Man Gets 10 Years For Plot To Kill Former Girlfriend With Ricin
A Florida man has been sentenced to 10 years after a diabolical plot to kill his former girlfriend with a squirt gun and homemade ricin went awry. He was also charged with having two firearms as a convicted felon.
According to the FBI, they were tipped off that the defendant intended to manufacture ricin. He had also reportedly tested water guns to ensure that the gun wouldn’t leak. The plan was to spray his former partner in the face with the ricin-filled water gun, and then go off on vacation. She would die over the vacation, giving him an alibi for the death.
The biggest problem with this plan is science. Science can figure out how long it takes ricin to move through the body, how long the average body takes to process ricin, and so on. So, as long as the medical examiner could establish that ricin was the cause of death, they would not be able to exclude the defendant who went on vacation to establish an alibi.

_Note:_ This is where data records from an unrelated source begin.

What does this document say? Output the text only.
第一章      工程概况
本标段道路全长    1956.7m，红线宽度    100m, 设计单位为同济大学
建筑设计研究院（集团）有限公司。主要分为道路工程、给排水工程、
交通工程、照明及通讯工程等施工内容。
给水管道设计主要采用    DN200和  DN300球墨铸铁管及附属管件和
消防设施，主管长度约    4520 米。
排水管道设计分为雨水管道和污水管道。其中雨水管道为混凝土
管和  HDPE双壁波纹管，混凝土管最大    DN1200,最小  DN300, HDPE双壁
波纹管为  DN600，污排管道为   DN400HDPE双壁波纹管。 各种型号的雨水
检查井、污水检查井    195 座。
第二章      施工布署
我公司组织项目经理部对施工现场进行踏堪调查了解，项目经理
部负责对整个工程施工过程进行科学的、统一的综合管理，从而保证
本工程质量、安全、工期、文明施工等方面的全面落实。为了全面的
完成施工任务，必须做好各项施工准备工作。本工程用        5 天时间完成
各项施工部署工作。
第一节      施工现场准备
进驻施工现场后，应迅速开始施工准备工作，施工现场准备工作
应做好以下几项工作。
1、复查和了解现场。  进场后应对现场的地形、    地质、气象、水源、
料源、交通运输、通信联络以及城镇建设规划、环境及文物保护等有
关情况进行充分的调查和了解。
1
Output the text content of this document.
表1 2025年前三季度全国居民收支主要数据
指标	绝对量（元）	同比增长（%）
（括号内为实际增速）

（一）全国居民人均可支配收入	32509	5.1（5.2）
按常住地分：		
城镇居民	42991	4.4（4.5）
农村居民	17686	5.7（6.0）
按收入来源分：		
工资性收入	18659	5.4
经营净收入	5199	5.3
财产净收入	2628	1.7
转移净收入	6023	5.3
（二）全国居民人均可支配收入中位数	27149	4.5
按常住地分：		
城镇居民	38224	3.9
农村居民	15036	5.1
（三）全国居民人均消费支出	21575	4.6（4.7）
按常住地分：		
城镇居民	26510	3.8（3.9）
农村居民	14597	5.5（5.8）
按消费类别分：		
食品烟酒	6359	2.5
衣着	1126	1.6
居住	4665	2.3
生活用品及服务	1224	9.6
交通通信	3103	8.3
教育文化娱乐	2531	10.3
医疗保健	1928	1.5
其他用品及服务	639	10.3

Before the defendant could leave the state to engage his former girlfriend, he was stopped by ATF agents. He then admitted he had ricin and guns and was charged with manufacturing a biological weapon.
What is ricin?
Ricin is a toxic chemical that is easy to make. You don’t have to be Walter White, you only need access to castor beans which are found readily in nature. So, controlling ricin is difficult. However, certain products used to extract ricin are watched. In most cases, the plots are uncovered when the defendant openly discusses the plot online. In one case, a package of ricin was intercepted on its way to the Whitehouse during the Trump administration. Ricin was a major concern for the Department of Homeland security as it has been used in terrorist attacks across the world.
Can ricin be detected post-mortem?
There’s no easy test for ricin post-mortem, which is a problem for law enforcement. However, ricin does tend to destroy the body in specific ways and those ways are highly indicative of ricin exposure. But they are not definitive. So, law enforcement would need other evidence that contextualized a death in terms of ricin poisoning. In this case, the defendant had made purchases that they tracked to him.
Those exposed to ricin have generalized flu-like symptoms that keep getting worse. In most cases, they are unlikely to seek medical treatment until they begin vomiting blood. There is no antidote or treatment for ricin.